I made an awesome stew the other night. Not a lot of ingredients. You can cut your prep time by buying stew meat, but the pieces they give you are usually leftovers and trimmings from other cuts, and come in unusual sizes. By cutting your own cubes from a boneless roast, you can control how much fat remains, and you can cut the pieces in more uniform sizes. (Don’t cut off all of the fat from the meat, since it provides flavor.) As for the cooking liquid, I prefer Chimay Trappist Ale. I think it adds just the right flavor without adding too much bitter flavor, but you can obviously use any quality ale you want. You can substitute any vegetables you want, though I think the onions are essential. Cubed turnips work well.

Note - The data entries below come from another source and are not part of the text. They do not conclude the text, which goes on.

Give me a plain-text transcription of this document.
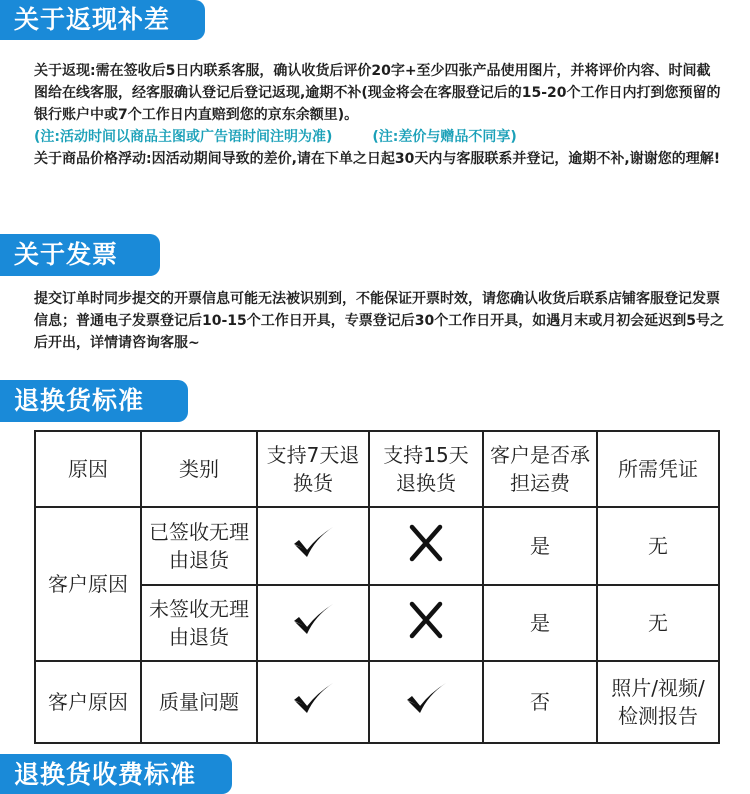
关于返现补差
关于返现:需在签收后5日内联系客服，确认收货后评价20字+至少四张产品使用图片，并将评价内容、时间截图给在线客服，经客服确认登记后登记返现,逾期不补(现金将会在客服登记后的15-20个工作日内打到您预留的银行账户中或7个工作日内直赔到您的京东余额里)。
(注:活动时间以商品主图或广告语时间注明为准)	(注:差价与赠品不同享)
关于商品价格浮动:因活动期间导致的差价,请在下单之日起30天内与客服联系并登记，逾期不补,谢谢您的理解!
关于发票
提交订单时同步提交的开票信息可能无法被识别到，不能保证开票时效，请您确认收货后联系店铺客服登记发票信息；普通电子发票登记后10-15个工作日开具，专票登记后30个工作日开具，如遇月末或月初会延迟到5号之后开出，详情请咨询客服~
退换货标准
原因	类别	支持7天退换货	支持15天退换货	客户是否承担运费	所需凭证
客户原因	已签收无理由退货			是	无
	未签收无理由退货			是	无
客户原因	质量问题			否	照片/视频/检测报告
退换货收费标准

4 lbs. boneless chuck roast
2 large spanish onions
1 large parsnip
2 large carrots
½ cup + 2 tablespoons flour
salt and pepper
2 bay leaves
6 whole cloves garlic
3 tablespoons tomato paste
1 large bottle ale (75 cl)
2 tablespoons butter
Preheat your oven to 300°. Meanwhile, cut the roast into proper 1-inch pieces as described above. Season with salt and pepper, and toss in the ½ cup flour to coat. In the bottom of your heaviest dutch oven, brown the meat in small batches with the olive oil, being careful not to crowd the pan, getting a good golden brown crust. Discard the oil between batches if the bottom of the pan is getting too scorched.
Slice the onions, and peel and slice the carrots, parsnip, and garlic, and brown them in the pot, adding a little water to help get the bits off the bottom. Add the tomato paste, and cook that for a few minutes, so it’s spread all throughout the vegetables. Now add the spices, the browned meat, and the bottle of beer, and bring the whole thing up to a rolling boil. Tightly lid, and put it in the oven to braise for 1 or 2 hours, until the beef is very tender, checking occasionally to make sure the liquid hasn’t bubbled away.
Mix the remaining flour and the butter to make a paste — this is called a beurre manié — and stir that in to thicken. Remove the bay leaves, and check for seasoning. You can optionally garnish with lemon zest. Serve over egg noodles or with a crusty loaf of bread.